When the women’s rights movement began to take effect, NASA followed suit with research on the “Study of Optimal Training Protocols and Devices for Developing and Maintaining Physical Fitness in Females Prior to and During Space Flight.” This was probably one of the first times that research was done on female subjects in physical fitness.
At the end of this period in 1977, work at Harding ceased on the project. NASA was more focused on short-term space missions, like the space shuttle. The Harding researchers decided to look to other ways to spend their academic time. A glorious period had been spent on physical fitness research, and the nation benefited from the results obtained by these benchmark studies.
It has been 52 years since the NASA sponsored research program in performance physiology began at Harding University. Dr. R.T. Clark and Dr. Carroll Smith have passed on. Dr. Harry Olree and Mr. Bob Corbin are retired after distinguished and productive careers in both education and in work of the church. It is good that we honor all four of these men as representatives of Harding University for all the faculty. They came not to gain wealth but to join in a dream of Christian education for all who desired to make their lives and the lives they came in contact with better, richer and fuller.
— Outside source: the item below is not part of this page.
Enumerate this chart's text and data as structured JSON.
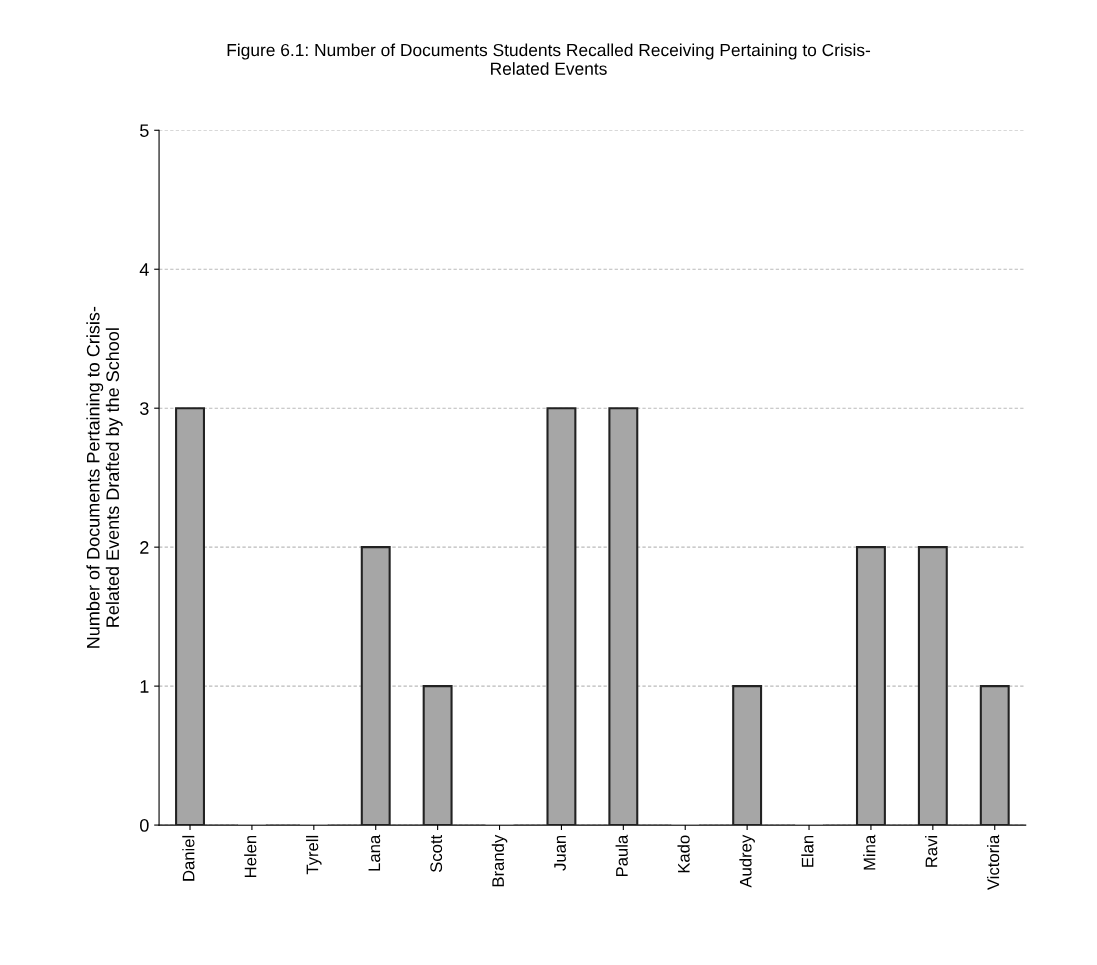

Olree and Corbin took the lessons learned from the physical fitness research and created a health course for all Harding students in order to teach the principles they worked to develop. Olree and Corbin were also important members of the American College of Sports Medicine, which was first located on this campus.
Smith and Olree became church elders, and Corbin took many student groups to the mission field all over the world in short-term outreach visits for College Church of Christ. In 1978, Corbin was picked by Arkansas Gov. David Pryor to be the chairman of the Governor’s Council of Physical Fitness and Sports. He was also chosen by Republic National Life Insurance Co. to be their spokesman for physical fitness to their sales personnel.
Smith engaged and nurtured many students as an elder, teacher and avid cave explorer. His family still owns Alexander Cave in northern Arkansas. The family bought the cave, then sold it, and then purchased it again to protect this wild cave from being vandalized by careless explorers. Smith established a Spelunker’s Club at Harding and took many students on caving trips. He never lost his enthusiasm for spelunking and researching diets and diet supplements.
Clark, as far as we humans think, was one of the most knowledgeable men in his day on human physiology as it applied to airmen and astronauts. He was in the epicenter of all the activity in the nation as America raced to the moon. He was a great Christian man, teacher and researcher. He was an avid runner, and it is estimated that he ran more 30,000 miles during his lifetime. His knowledge, personality and connections were the catalysts that made it possible to have obtained the NASA grants.